The initial fortifications were all made of earth. The construction of the walls appears to have varied by terrain. Some techniques, such as filling a gap between two rows of stones with rubble, were later used by the Sambyeolcho in Jeju. Other commonalities between the sites include the positioning of timber within the walls and the addition of an interior waterway.

===Inner fortress===
The inner fortress now sometimes referred to by itself as Ganghwasanseong Fortress. It is also referred to as the Ganghwaeupseong Walled Town. It was designed to be similar to Manwŏltae, the palace complex in Kaesong. While the palace building was overall smaller than the Kaesong complex, it had rooms with similar functions.

The inner wall was 1200 m long. It had four main gates, as well as four hidden gates and two water gates. The four main gates were referred to as the Anparu (the southern gate), Cheomhwaru (the eastern gate), Manghanru (the western gate), and Jinsongru (the northern gate). The south gate collapsed in 1955, but was restored in 1975. The current eastern gate was built in 2011.

The Yeonmudang pavilion near the west gate, once a military training area, was where the Japan–Korea Treaty of 1876 was signed. This treaty is now viewed in Korea as an unequal treaty favoring Japan, and a memorial has been established at the site. The area between the eastern and southern gates is now covered by parts of the main Ganghwa town. There was originally three watchtowers: Namjangdae (남장대), Bukjangdae (북장대), and Seojangdae (서장대). While none survived, Namjangdae was rebuilt in 2010. The currently protected site covers 789204 m2.

===Middle wall===
The middle earthen wall stretched around the inner palace. It had eight gates and protected the inner fortress from the eastern coast. Relatively little evidence of the wall remains.
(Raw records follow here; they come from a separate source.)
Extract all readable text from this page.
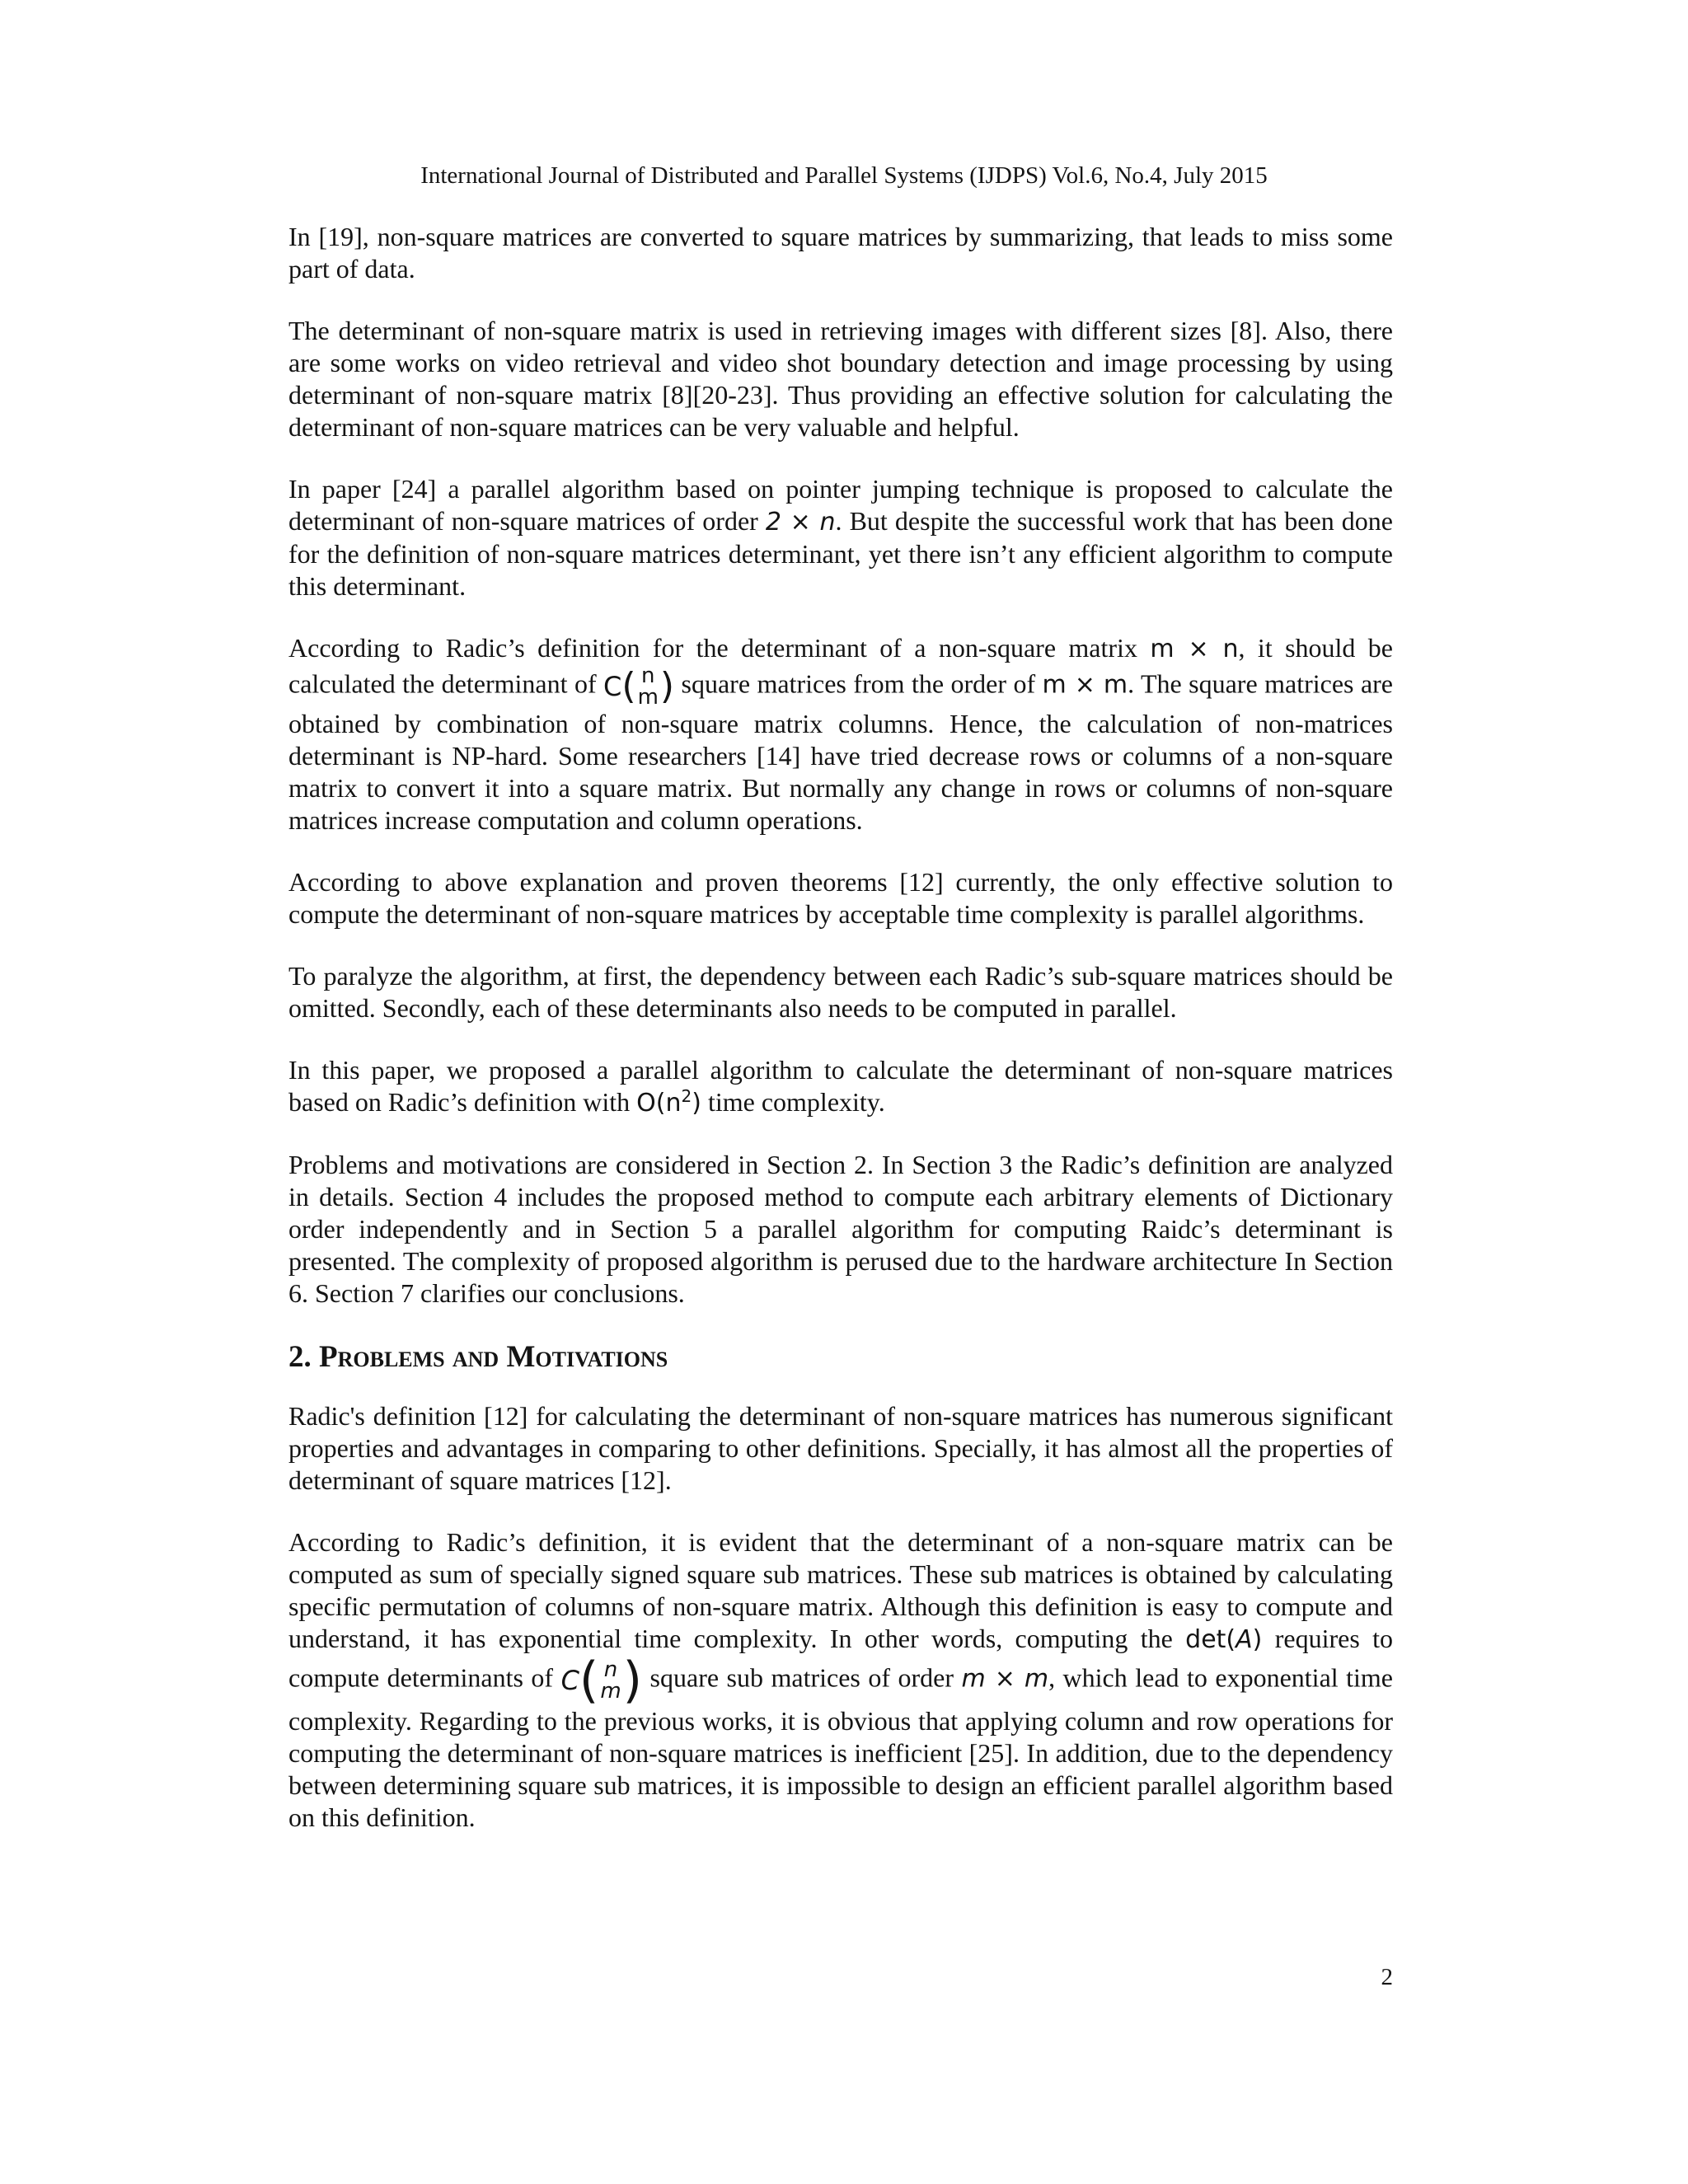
International Journal of Distributed and Parallel Systems (IJDPS) Vol.6, No.4, July 2015

In [19], non-square matrices are converted to square matrices by summarizing, that leads to miss some part of data.

The determinant of non-square matrix is used in retrieving images with different sizes [8]. Also, there are some works on video retrieval and video shot boundary detection and image processing by using determinant of non-square matrix [8][20-23]. Thus providing an effective solution for calculating the determinant of non-square matrices can be very valuable and helpful.

In paper [24] a parallel algorithm based on pointer jumping technique is proposed to calculate the determinant of non-square matrices of order 2 × n. But despite the successful work that has been done for the definition of non-square matrices determinant, yet there isn’t any efficient algorithm to compute this determinant.

According to Radic’s definition for the determinant of a non-square matrix m × n, it should be calculated the determinant of C ( n
m ) square matrices from the order of m × m. The square matrices are obtained by combination of non-square matrix columns. Hence, the calculation of non-matrices determinant is NP-hard. Some researchers [14] have tried decrease rows or columns of a non-square matrix to convert it into a square matrix. But normally any change in rows or columns of non-square matrices increase computation and column operations.

According to above explanation and proven theorems [12] currently, the only effective solution to compute the determinant of non-square matrices by acceptable time complexity is parallel algorithms.

To paralyze the algorithm, at first, the dependency between each Radic’s sub-square matrices should be omitted. Secondly, each of these determinants also needs to be computed in parallel.

In this paper, we proposed a parallel algorithm to calculate the determinant of non-square matrices based on Radic’s definition with $O(n^2)$ time complexity.

Problems and motivations are considered in Section 2. In Section 3 the Radic’s definition are analyzed in details. Section 4 includes the proposed method to compute each arbitrary elements of Dictionary order independently and in Section 5 a parallel algorithm for computing Raidc’s determinant is presented. The complexity of proposed algorithm is perused due to the hardware architecture In Section 6. Section 7 clarifies our conclusions.

2. Problems and Motivations

Radic's definition [12] for calculating the determinant of non-square matrices has numerous significant properties and advantages in comparing to other definitions. Specially, it has almost all the properties of determinant of square matrices [12].

According to Radic’s definition, it is evident that the determinant of a non-square matrix can be computed as sum of specially signed square sub matrices. These sub matrices is obtained by calculating specific permutation of columns of non-square matrix. Although this definition is easy to compute and understand, it has exponential time complexity. In other words, computing the det(A) requires to compute determinants of C ( n
m ) square sub matrices of order m × m, which lead to exponential time complexity. Regarding to the previous works, it is obvious that applying column and row operations for computing the determinant of non-square matrices is inefficient [25]. In addition, due to the dependency between determining square sub matrices, it is impossible to design an efficient parallel algorithm based on this definition.

2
However, what does remain preserves the original Goryeo rammed earth construction, unlike other areas which were rebuilt at later times. Remains of 11.39 km of wall have been found in a "C" shape. It is thought to have had 17 gates of various sizes.

To construct the wall, bedrock was flattened if necessary, and then covered by a layer of clay. A layer of stones was placed upon this, including foundation stones placed about 4 m apart on top of which pillars were built. These pillars were connected by wooden planks about 20 cm wide, forming a frame of about 4x4.5 m. Earth was used to construct the rest of the wall, sometimes topped by tiles.

===Outer wall===

The strategic location of the outer wall saw further fortresses built along it over time

The outer wall was originally built from 1233 to 1237. Its completion is recorded in the Goryeosa. It stretched 23 km along the island's eastern coast. There are few archaeological remains of the original Goryeo walls. However, what has been found in excavations has provided information on historical fort construction techniques.

The final wall was around 6 m high and 1.5 m wide, made of large stones topped by stone bricks. The Chojijin Fortress lies on one end of the 23 km length. The wall could be passed through via six main gates, six secret gates, and further had 17 sluice gates. The area of land designated as a Historic Site is 255544.9 m2.